Drugi kwartał z rzędu zmniejszył się udział firm mających wakaty oraz udział przedsiębiorstw planujących wzrost zatrudnienia w horyzoncie kolejnych trzech miesięcy - poinformował we wtorek NBP w Szybkim Monitoringu "Analizie sytuacji sektora przedsiębiorstw". Dodano, że największy problem braku pracowników dotyka branżę transportową.

Jak podano w Szybkim Monitoringu (SM), udział firm deklarujących wolne posady w najnowszej edycji badania wyniósł 46,4 proc. tj. o ok. 1 pp. mniej niż w poprzednim kwartale i ok. 1 pp. więcej niż w analogicznym okresie ubiegłego roku.

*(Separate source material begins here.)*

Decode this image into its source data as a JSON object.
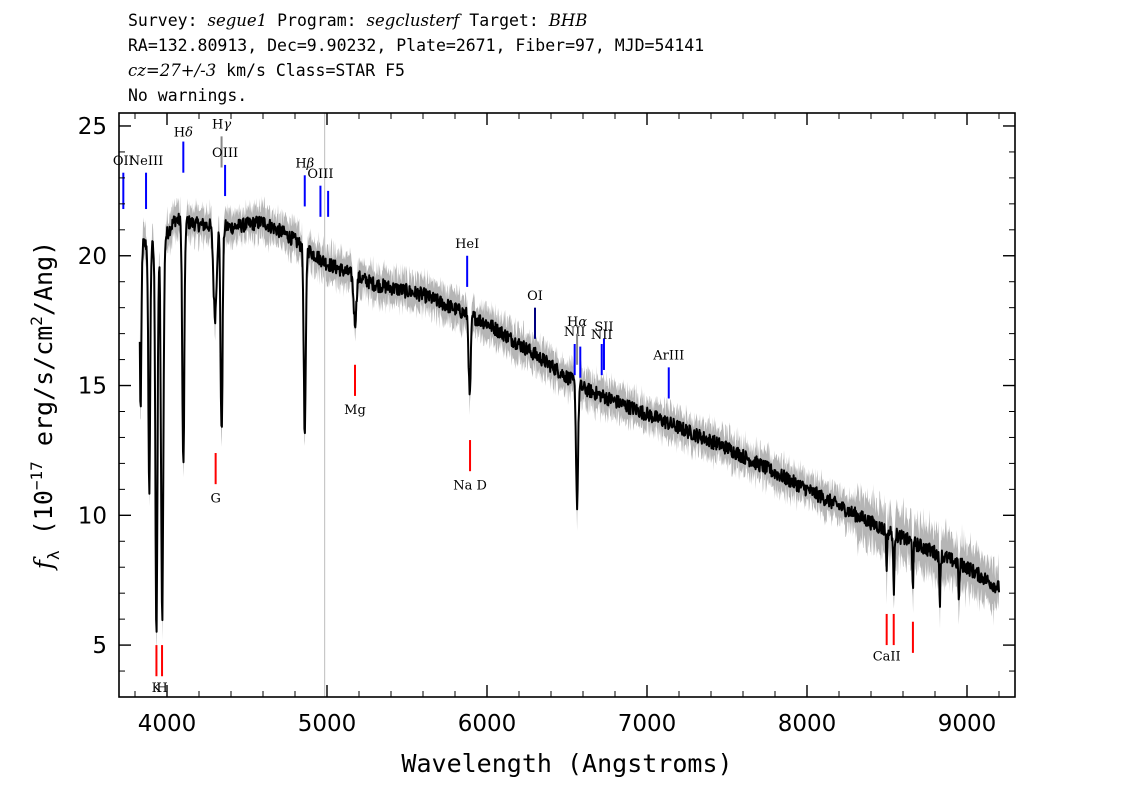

Wskazano, że mimo spadku w stosunku do poprzedniego kwartału wartość tego wskaźnika jest relatywnie wysoka na tle danych historycznych (o ponad 4 pp. wyższa od średniej z ostatnich 5 lat). Jedyne sektory gospodarki (spośród ośmiu analizowanych: budownictwo, energetyka, górnictwo, handel, przetwórstwo przemysłowe, transport, usługi, gospodarka wody i odpadów), w których w ujęciu kwartalnym zauważalnie wzrósł udział przedsiębiorstw z wakatami to transport (wzrost o 4,8 pp.) i budownictwo (wzrost o 3,5 pp.).

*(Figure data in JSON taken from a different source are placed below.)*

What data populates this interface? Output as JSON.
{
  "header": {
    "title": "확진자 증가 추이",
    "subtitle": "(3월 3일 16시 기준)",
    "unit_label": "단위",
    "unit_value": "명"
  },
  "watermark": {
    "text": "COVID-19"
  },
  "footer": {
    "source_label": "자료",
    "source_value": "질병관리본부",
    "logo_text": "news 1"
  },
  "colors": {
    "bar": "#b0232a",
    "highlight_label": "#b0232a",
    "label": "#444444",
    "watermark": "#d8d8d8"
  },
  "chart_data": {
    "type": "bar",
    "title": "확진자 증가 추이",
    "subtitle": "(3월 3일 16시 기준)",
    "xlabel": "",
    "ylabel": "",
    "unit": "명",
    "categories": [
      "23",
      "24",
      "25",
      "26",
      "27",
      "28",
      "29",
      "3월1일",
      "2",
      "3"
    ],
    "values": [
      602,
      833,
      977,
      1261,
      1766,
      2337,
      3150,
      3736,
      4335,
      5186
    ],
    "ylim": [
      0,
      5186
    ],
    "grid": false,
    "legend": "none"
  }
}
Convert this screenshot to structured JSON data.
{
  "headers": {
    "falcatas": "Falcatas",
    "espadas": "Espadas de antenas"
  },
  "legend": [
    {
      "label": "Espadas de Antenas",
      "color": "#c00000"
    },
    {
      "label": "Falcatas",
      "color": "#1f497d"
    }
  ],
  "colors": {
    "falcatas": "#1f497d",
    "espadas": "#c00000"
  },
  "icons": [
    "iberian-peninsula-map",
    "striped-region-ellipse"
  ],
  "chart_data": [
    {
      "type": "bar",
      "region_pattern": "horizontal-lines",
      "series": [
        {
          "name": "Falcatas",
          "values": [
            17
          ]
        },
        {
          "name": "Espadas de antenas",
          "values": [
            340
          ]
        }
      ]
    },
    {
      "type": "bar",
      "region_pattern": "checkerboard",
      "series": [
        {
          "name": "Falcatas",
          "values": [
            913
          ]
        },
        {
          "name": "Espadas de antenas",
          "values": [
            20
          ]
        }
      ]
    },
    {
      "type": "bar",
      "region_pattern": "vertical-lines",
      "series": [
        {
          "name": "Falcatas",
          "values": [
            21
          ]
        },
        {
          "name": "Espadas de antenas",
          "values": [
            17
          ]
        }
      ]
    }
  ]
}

Czytaj też: Presja płacowa największą bolączką firm w okresie inflacji
"W konsekwencji transport stał się branżą, w której problem braku pracowników jest największy - nieobsadzone miejsca pracy zgłasza tam 57 proc. firm (nie jest to jednak historyczne maksimum - minimalnie wyższe wyniki notowane były w trzecim i czwartym kwartale 2021 r.)" - podano w SM NBP.

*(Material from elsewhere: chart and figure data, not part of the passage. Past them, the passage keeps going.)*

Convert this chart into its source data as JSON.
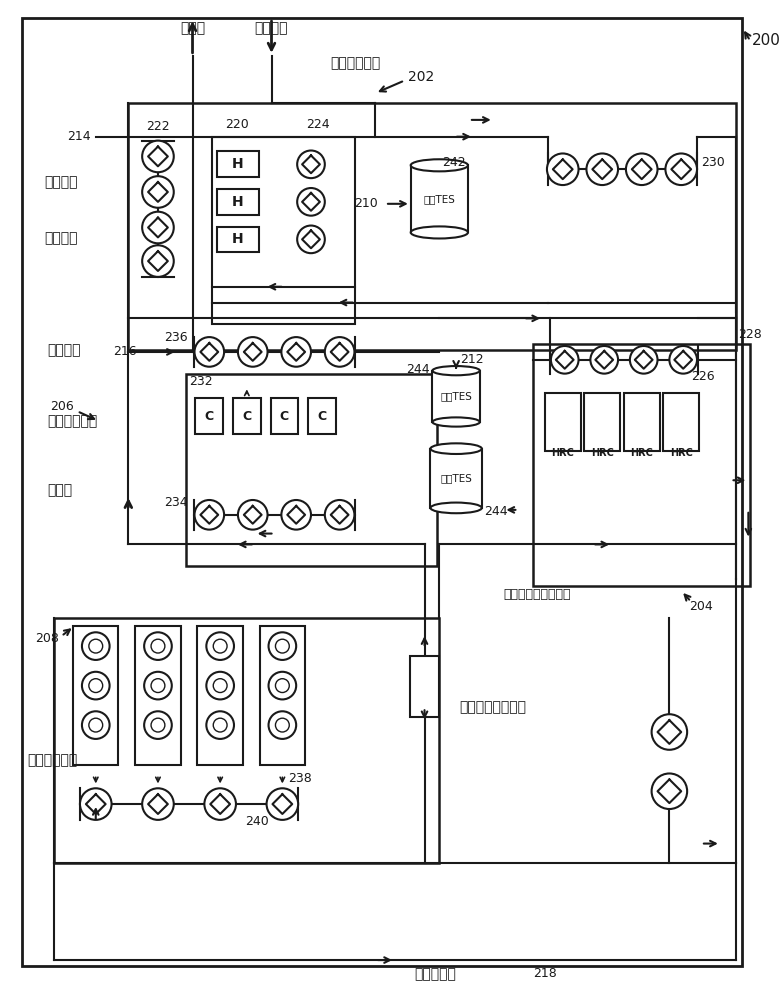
{
  "bg_color": "#ffffff",
  "line_color": "#1a1a1a",
  "figsize": [
    7.84,
    10.0
  ],
  "dpi": 100,
  "labels": {
    "to_building": "至建筑",
    "from_building": "来自建筑",
    "heater_sub": "加热器子机组",
    "hot_loop": "热水回路",
    "from_bld_left": "来自建筑",
    "cold_loop": "冷水回路",
    "chiller_sub": "制冷机子机组",
    "to_bld_left": "至建筑",
    "hrc_sub": "热回收制冷机子机组",
    "tower_sub": "冷却塔子机组",
    "hot_tes": "热的TES",
    "cold_tes": "冷的TES",
    "heat_ex": "热交换器（排热）",
    "cond_loop": "冷凝水回路",
    "n200": "200",
    "n202": "202",
    "n204": "204",
    "n206": "206",
    "n208": "208",
    "n210": "210",
    "n212": "212",
    "n214": "214",
    "n216": "216",
    "n218": "218",
    "n220": "220",
    "n222": "222",
    "n224": "224",
    "n226": "226",
    "n228": "228",
    "n230": "230",
    "n232": "232",
    "n234": "234",
    "n236": "236",
    "n238": "238",
    "n240": "240",
    "n242": "242",
    "n244": "244"
  }
}
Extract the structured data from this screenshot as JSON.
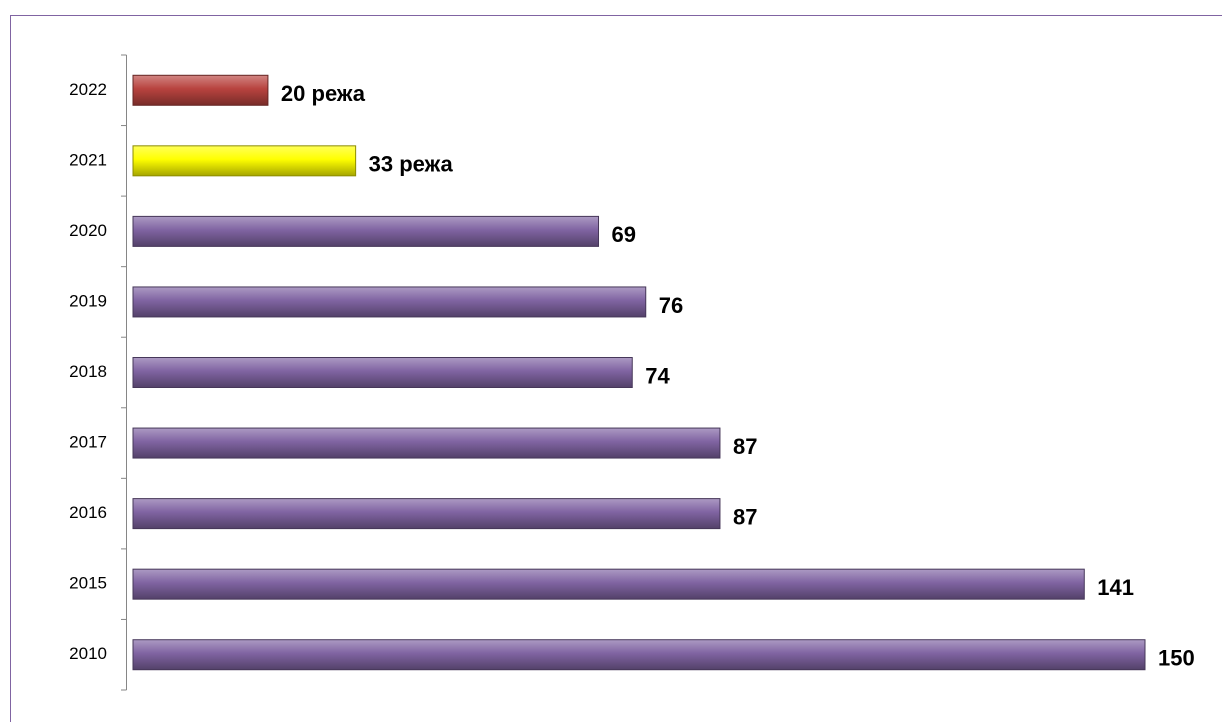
{
  "chart_data": {
    "type": "bar",
    "orientation": "horizontal",
    "categories": [
      "2022",
      "2021",
      "2020",
      "2019",
      "2018",
      "2017",
      "2016",
      "2015",
      "2010"
    ],
    "values": [
      20,
      33,
      69,
      76,
      74,
      87,
      87,
      141,
      150
    ],
    "value_labels": [
      "20 режа",
      "33 режа",
      "69",
      "76",
      "74",
      "87",
      "87",
      "141",
      "150"
    ],
    "colors": [
      "#b8433f",
      "#ffff00",
      "#8064a2",
      "#8064a2",
      "#8064a2",
      "#8064a2",
      "#8064a2",
      "#8064a2",
      "#8064a2"
    ]
  }
}
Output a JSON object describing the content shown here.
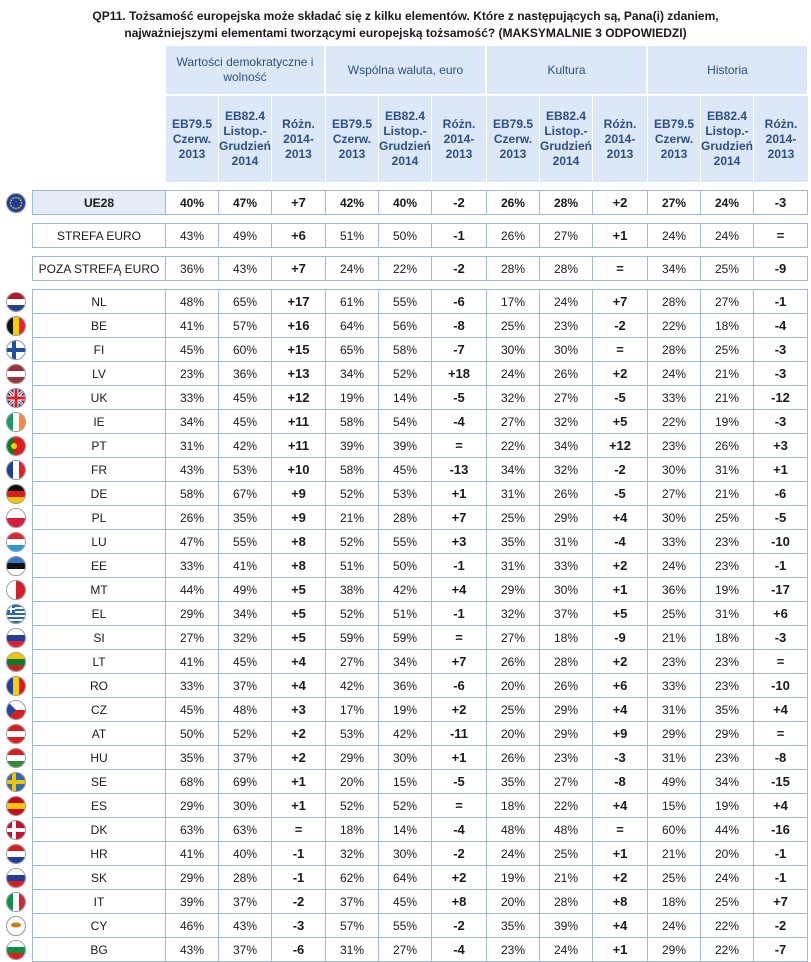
{
  "title_line1": "QP11. Tożsamość europejska może składać się z kilku elementów. Które z następujących są, Pana(i) zdaniem,",
  "title_line2": "najważniejszymi elementami tworzącymi europejską tożsamość? (MAKSYMALNIE 3 ODPOWIEDZI)",
  "groups": [
    "Wartości demokratyczne i wolność",
    "Wspólna waluta, euro",
    "Kultura",
    "Historia"
  ],
  "sub": [
    "EB79.5 Czerw. 2013",
    "EB82.4 Listop.- Grudzień 2014",
    "Różn. 2014- 2013"
  ],
  "top_rows": [
    {
      "name": "UE28",
      "bold": true,
      "v": [
        "40%",
        "47%",
        "+7",
        "42%",
        "40%",
        "-2",
        "26%",
        "28%",
        "+2",
        "27%",
        "24%",
        "-3"
      ]
    },
    {
      "name": "STREFA EURO",
      "v": [
        "43%",
        "49%",
        "+6",
        "51%",
        "50%",
        "-1",
        "26%",
        "27%",
        "+1",
        "24%",
        "24%",
        "="
      ]
    },
    {
      "name": "POZA STREFĄ EURO",
      "v": [
        "36%",
        "43%",
        "+7",
        "24%",
        "22%",
        "-2",
        "28%",
        "28%",
        "=",
        "34%",
        "25%",
        "-9"
      ]
    }
  ],
  "rows": [
    {
      "name": "NL",
      "v": [
        "48%",
        "65%",
        "+17",
        "61%",
        "55%",
        "-6",
        "17%",
        "24%",
        "+7",
        "28%",
        "27%",
        "-1"
      ]
    },
    {
      "name": "BE",
      "v": [
        "41%",
        "57%",
        "+16",
        "64%",
        "56%",
        "-8",
        "25%",
        "23%",
        "-2",
        "22%",
        "18%",
        "-4"
      ]
    },
    {
      "name": "FI",
      "v": [
        "45%",
        "60%",
        "+15",
        "65%",
        "58%",
        "-7",
        "30%",
        "30%",
        "=",
        "28%",
        "25%",
        "-3"
      ]
    },
    {
      "name": "LV",
      "v": [
        "23%",
        "36%",
        "+13",
        "34%",
        "52%",
        "+18",
        "24%",
        "26%",
        "+2",
        "24%",
        "21%",
        "-3"
      ]
    },
    {
      "name": "UK",
      "v": [
        "33%",
        "45%",
        "+12",
        "19%",
        "14%",
        "-5",
        "32%",
        "27%",
        "-5",
        "33%",
        "21%",
        "-12"
      ]
    },
    {
      "name": "IE",
      "v": [
        "34%",
        "45%",
        "+11",
        "58%",
        "54%",
        "-4",
        "27%",
        "32%",
        "+5",
        "22%",
        "19%",
        "-3"
      ]
    },
    {
      "name": "PT",
      "v": [
        "31%",
        "42%",
        "+11",
        "39%",
        "39%",
        "=",
        "22%",
        "34%",
        "+12",
        "23%",
        "26%",
        "+3"
      ]
    },
    {
      "name": "FR",
      "v": [
        "43%",
        "53%",
        "+10",
        "58%",
        "45%",
        "-13",
        "34%",
        "32%",
        "-2",
        "30%",
        "31%",
        "+1"
      ]
    },
    {
      "name": "DE",
      "v": [
        "58%",
        "67%",
        "+9",
        "52%",
        "53%",
        "+1",
        "31%",
        "26%",
        "-5",
        "27%",
        "21%",
        "-6"
      ]
    },
    {
      "name": "PL",
      "v": [
        "26%",
        "35%",
        "+9",
        "21%",
        "28%",
        "+7",
        "25%",
        "29%",
        "+4",
        "30%",
        "25%",
        "-5"
      ]
    },
    {
      "name": "LU",
      "v": [
        "47%",
        "55%",
        "+8",
        "52%",
        "55%",
        "+3",
        "35%",
        "31%",
        "-4",
        "33%",
        "23%",
        "-10"
      ]
    },
    {
      "name": "EE",
      "v": [
        "33%",
        "41%",
        "+8",
        "51%",
        "50%",
        "-1",
        "31%",
        "33%",
        "+2",
        "24%",
        "23%",
        "-1"
      ]
    },
    {
      "name": "MT",
      "v": [
        "44%",
        "49%",
        "+5",
        "38%",
        "42%",
        "+4",
        "29%",
        "30%",
        "+1",
        "36%",
        "19%",
        "-17"
      ]
    },
    {
      "name": "EL",
      "v": [
        "29%",
        "34%",
        "+5",
        "52%",
        "51%",
        "-1",
        "32%",
        "37%",
        "+5",
        "25%",
        "31%",
        "+6"
      ]
    },
    {
      "name": "SI",
      "v": [
        "27%",
        "32%",
        "+5",
        "59%",
        "59%",
        "=",
        "27%",
        "18%",
        "-9",
        "21%",
        "18%",
        "-3"
      ]
    },
    {
      "name": "LT",
      "v": [
        "41%",
        "45%",
        "+4",
        "27%",
        "34%",
        "+7",
        "26%",
        "28%",
        "+2",
        "23%",
        "23%",
        "="
      ]
    },
    {
      "name": "RO",
      "v": [
        "33%",
        "37%",
        "+4",
        "42%",
        "36%",
        "-6",
        "20%",
        "26%",
        "+6",
        "33%",
        "23%",
        "-10"
      ]
    },
    {
      "name": "CZ",
      "v": [
        "45%",
        "48%",
        "+3",
        "17%",
        "19%",
        "+2",
        "25%",
        "29%",
        "+4",
        "31%",
        "35%",
        "+4"
      ]
    },
    {
      "name": "AT",
      "v": [
        "50%",
        "52%",
        "+2",
        "53%",
        "42%",
        "-11",
        "20%",
        "29%",
        "+9",
        "29%",
        "29%",
        "="
      ]
    },
    {
      "name": "HU",
      "v": [
        "35%",
        "37%",
        "+2",
        "29%",
        "30%",
        "+1",
        "26%",
        "23%",
        "-3",
        "31%",
        "23%",
        "-8"
      ]
    },
    {
      "name": "SE",
      "v": [
        "68%",
        "69%",
        "+1",
        "20%",
        "15%",
        "-5",
        "35%",
        "27%",
        "-8",
        "49%",
        "34%",
        "-15"
      ]
    },
    {
      "name": "ES",
      "v": [
        "29%",
        "30%",
        "+1",
        "52%",
        "52%",
        "=",
        "18%",
        "22%",
        "+4",
        "15%",
        "19%",
        "+4"
      ]
    },
    {
      "name": "DK",
      "v": [
        "63%",
        "63%",
        "=",
        "18%",
        "14%",
        "-4",
        "48%",
        "48%",
        "=",
        "60%",
        "44%",
        "-16"
      ]
    },
    {
      "name": "HR",
      "v": [
        "41%",
        "40%",
        "-1",
        "32%",
        "30%",
        "-2",
        "24%",
        "25%",
        "+1",
        "21%",
        "20%",
        "-1"
      ]
    },
    {
      "name": "SK",
      "v": [
        "29%",
        "28%",
        "-1",
        "62%",
        "64%",
        "+2",
        "19%",
        "21%",
        "+2",
        "25%",
        "24%",
        "-1"
      ]
    },
    {
      "name": "IT",
      "v": [
        "39%",
        "37%",
        "-2",
        "37%",
        "45%",
        "+8",
        "20%",
        "28%",
        "+8",
        "18%",
        "25%",
        "+7"
      ]
    },
    {
      "name": "CY",
      "v": [
        "46%",
        "43%",
        "-3",
        "57%",
        "55%",
        "-2",
        "35%",
        "39%",
        "+4",
        "24%",
        "22%",
        "-2"
      ]
    },
    {
      "name": "BG",
      "v": [
        "43%",
        "37%",
        "-6",
        "31%",
        "27%",
        "-4",
        "23%",
        "24%",
        "+1",
        "29%",
        "22%",
        "-7"
      ]
    }
  ],
  "flag_colors": {
    "EU": [
      "#1e3fa0",
      "#f5d000"
    ],
    "NL": [
      "#ae1c28",
      "#ffffff",
      "#21468b"
    ],
    "BE": [
      "#111111",
      "#f5d000",
      "#e0252c"
    ],
    "FI": [
      "#ffffff",
      "#1d4fa0"
    ],
    "LV": [
      "#9e3039",
      "#ffffff",
      "#9e3039"
    ],
    "UK": [
      "#1f3b8a",
      "#ffffff",
      "#d0202a"
    ],
    "IE": [
      "#169b62",
      "#ffffff",
      "#ff883e"
    ],
    "PT": [
      "#0a7a2e",
      "#d81e1e"
    ],
    "FR": [
      "#1f3e9c",
      "#ffffff",
      "#e0202c"
    ],
    "DE": [
      "#111111",
      "#d81e1e",
      "#f5c400"
    ],
    "PL": [
      "#ffffff",
      "#d81e3a"
    ],
    "LU": [
      "#e0252c",
      "#ffffff",
      "#2a9ad6"
    ],
    "EE": [
      "#3a74c4",
      "#111111",
      "#ffffff"
    ],
    "MT": [
      "#ffffff",
      "#d0202a"
    ],
    "EL": [
      "#2a64b6",
      "#ffffff"
    ],
    "SI": [
      "#ffffff",
      "#1f3e9c",
      "#e0202c"
    ],
    "LT": [
      "#f5c400",
      "#0a7a2e",
      "#c1272d"
    ],
    "RO": [
      "#1f3e9c",
      "#f5d000",
      "#d81e1e"
    ],
    "CZ": [
      "#ffffff",
      "#d81e1e",
      "#1f4a9e"
    ],
    "AT": [
      "#d81e1e",
      "#ffffff",
      "#d81e1e"
    ],
    "HU": [
      "#d81e1e",
      "#ffffff",
      "#2e8b3a"
    ],
    "SE": [
      "#2a6bb8",
      "#f5c400"
    ],
    "ES": [
      "#c60b1e",
      "#f5c400",
      "#c60b1e"
    ],
    "DK": [
      "#c8102e",
      "#ffffff"
    ],
    "HR": [
      "#d81e1e",
      "#ffffff",
      "#1f3e9c"
    ],
    "SK": [
      "#ffffff",
      "#1f3e9c",
      "#d81e1e"
    ],
    "IT": [
      "#0a9246",
      "#ffffff",
      "#ce2b37"
    ],
    "CY": [
      "#ffffff",
      "#d57800"
    ],
    "BG": [
      "#ffffff",
      "#0a9246",
      "#d81e1e"
    ]
  }
}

Według NBP, na nieznacznie niższym niż w poprzednim kwartale poziomie ukształtował się również udział przedsiębiorstw wskazujących na braki kadrowe jako na barierę rozwoju (spadek z 5,4 proc. do 4,7 proc.). Także w przypadku tego wskaźnika widoczne jest zróżnicowanie sektorowe - na niedobór pracowników najczęściej skarżą się firmy transportowe (9 proc. ankietowanych twierdzi, że jest to przeszkoda w rozwoju firmy, dla pozostałych branż wartość ta nie przekracza 6 proc.).